An hour after Donald Trump assumed the presidency Friday, his administration indefinitely suspended a pending rate cut for mortgage insurance required for FHA-backed loans, which are popular with first-time home buyers and those with poor credit.
The move by the Department of Housing and Urban Development — one of the first acts of Trump’s administration — reversed a policy announced in the waning days of the Obama presidency that would have trimmed insurance premiums for typical borrowers by hundreds of dollars a year.
Some Republicans expressed concern that the rate cut could cost taxpayers if the loans started to go sour and the Federal Housing Administration was unable to cover the losses. The agency needed a $1.7-billion bailout from the U.S. Treasury in 2013 after it expanded its role last decade after the collapse of the subprime mortgage market.
The FHA does not issue loans, but instead insures mortgages and collects fees from borrowers to reimburse lenders in case of default. Borrowers can qualify for an FHA-backed mortgage, with down payments as small as 3.5%, even with a credit score as low as 580, which could signal a past bankruptcy or debts sent to collection.
The average credit score of an FHA borrower in the third quarter of last year was 679, a credit worthiness considered to be fair.
FHA-backed loans have seen robust growth in recent years and lenders not chartered as banks now control a majority of the riskier FHA market. The shift toward nonbank lenders also has drawn concerns because banks have strict reserve requirements while the crop of new lenders operates under a variety of business models.

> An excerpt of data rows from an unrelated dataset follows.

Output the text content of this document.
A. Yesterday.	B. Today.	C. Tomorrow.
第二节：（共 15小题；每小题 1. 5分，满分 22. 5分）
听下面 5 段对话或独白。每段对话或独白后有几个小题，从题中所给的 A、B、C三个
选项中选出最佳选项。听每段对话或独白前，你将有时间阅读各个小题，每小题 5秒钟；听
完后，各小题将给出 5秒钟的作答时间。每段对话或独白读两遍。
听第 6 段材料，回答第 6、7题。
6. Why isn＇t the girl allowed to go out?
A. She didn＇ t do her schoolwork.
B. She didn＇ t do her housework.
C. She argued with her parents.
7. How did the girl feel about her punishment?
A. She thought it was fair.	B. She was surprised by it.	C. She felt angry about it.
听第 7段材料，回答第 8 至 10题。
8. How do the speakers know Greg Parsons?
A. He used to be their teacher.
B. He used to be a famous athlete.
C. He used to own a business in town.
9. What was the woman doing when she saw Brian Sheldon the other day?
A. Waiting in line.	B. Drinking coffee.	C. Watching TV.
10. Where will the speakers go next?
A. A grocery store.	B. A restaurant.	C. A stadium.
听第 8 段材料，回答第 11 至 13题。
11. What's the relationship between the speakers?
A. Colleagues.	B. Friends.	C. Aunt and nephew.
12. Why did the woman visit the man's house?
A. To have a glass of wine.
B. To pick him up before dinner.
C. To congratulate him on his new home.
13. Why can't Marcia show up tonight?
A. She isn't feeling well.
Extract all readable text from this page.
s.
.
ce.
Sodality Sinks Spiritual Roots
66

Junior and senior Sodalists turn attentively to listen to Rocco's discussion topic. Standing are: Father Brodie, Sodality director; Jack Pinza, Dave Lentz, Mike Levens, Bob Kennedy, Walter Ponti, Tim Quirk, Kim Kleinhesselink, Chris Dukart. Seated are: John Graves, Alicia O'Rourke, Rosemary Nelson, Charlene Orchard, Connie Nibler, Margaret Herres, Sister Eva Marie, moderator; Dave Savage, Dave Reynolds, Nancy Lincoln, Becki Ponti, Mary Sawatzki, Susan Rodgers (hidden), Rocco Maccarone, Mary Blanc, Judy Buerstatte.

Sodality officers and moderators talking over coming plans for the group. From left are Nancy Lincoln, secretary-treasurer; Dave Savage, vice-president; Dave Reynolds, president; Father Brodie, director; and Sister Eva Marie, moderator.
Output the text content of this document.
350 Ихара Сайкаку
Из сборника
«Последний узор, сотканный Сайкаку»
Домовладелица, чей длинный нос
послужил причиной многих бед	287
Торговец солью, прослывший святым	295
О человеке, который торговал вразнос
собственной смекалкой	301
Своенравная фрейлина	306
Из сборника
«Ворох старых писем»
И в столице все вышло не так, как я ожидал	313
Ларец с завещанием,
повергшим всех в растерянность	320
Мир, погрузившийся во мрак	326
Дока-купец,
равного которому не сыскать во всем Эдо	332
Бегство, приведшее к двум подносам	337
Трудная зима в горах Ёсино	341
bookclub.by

Last week, during a confirmation hearing for Trump’s nominee for HUD secretary, Ben Carson, Sen. Pat Toomey (R-Pa.) argued that private mortgage insurance should play a larger role in the market for homes acquired by buyers who can’t afford traditional 20% down payments.
Carson appeared open to such a possibility and told Toomey it didn’t matter what entity provided insurance, but “we do have to have a mechanism, backstop.”
Carson also said he was surprised by the recent FHA rate cut and promised that if confirmed he would work with the “FHA administrator and other financial experts to really examine that policy.”
The suspension of the rate cut, set to take effect Jan. 27, came before his confirmation vote.
In a letter announcing the suspension Friday morning, HUD, which oversees the FHA, said more analysis is needed on any “future adjustments” to insurance premium rates. For most borrowers, the rate will now remain at 0.85%, rather than 0.60%.
“FHA is committed to ensuring its mortgage insurance programs remains viable and effective in the long term for all parties involved, especially our taxpayers,” the letter to the real estate industry said.
In cutting the insurance premium, the Obama administration had argued that the FHA’s finances had vastly improved since it received its first-ever bailout in 2013 to cover potential losses on the huge volume of low-down-payment mortgages it insured from 2007 to 2009 after the housing bust.
The administration noted that the agency’s Mutual Mortgage Insurance Fund’s capital reserve ratio exceeded requirements for the second year in a row.
“With sufficient reserves on hand to meet future claims, it’s time for FHA to pass along some modest savings to working families,” former HUD Secretary Julian Castro said in announcing the cut.
The suspension of that decision will be a disappointment to home buyers currently out shopping, especially on top of the rise in mortgage interest rates following the November election.
In Los Angeles and Orange counties, the limit on an FHA mortgage is $636,150.
If the planned reductions went into effect, borrowers who put down less than 5% on a $600,000, 30-year mortgage would have saved $1,500 a year. The Obama administration estimated that new FHA borrowers across the nation would have saved an average of $500 a year.
“That is real money,” Southern California mortgage broker Jeff Lazerson said.
Lazerson, president of Mortgage Grader in Laguna Niguel, said he had several clients who were putting off deals so they could get a cheaper insurance rate after Jan. 27.
“We got lots of calls,” he said.
In its letter announcing the suspension of the rate cut, HUD did not give a timeline for any coming decision and said the suspension was indefinite.
The California Assn. of Realtors called for the Trump administration to quickly review the rate reduction, noting it would have saved FHA-backed borrowers in California an average of $860 a year.
“FHA’s single-family home portfolio is financially sound as it has ever been, and we hope that once the new administration has thoroughly reviewed the merits of the premium reduction the suspension will immediately be lifted,” the association’s president, Geoff McIntosh, said in a statement.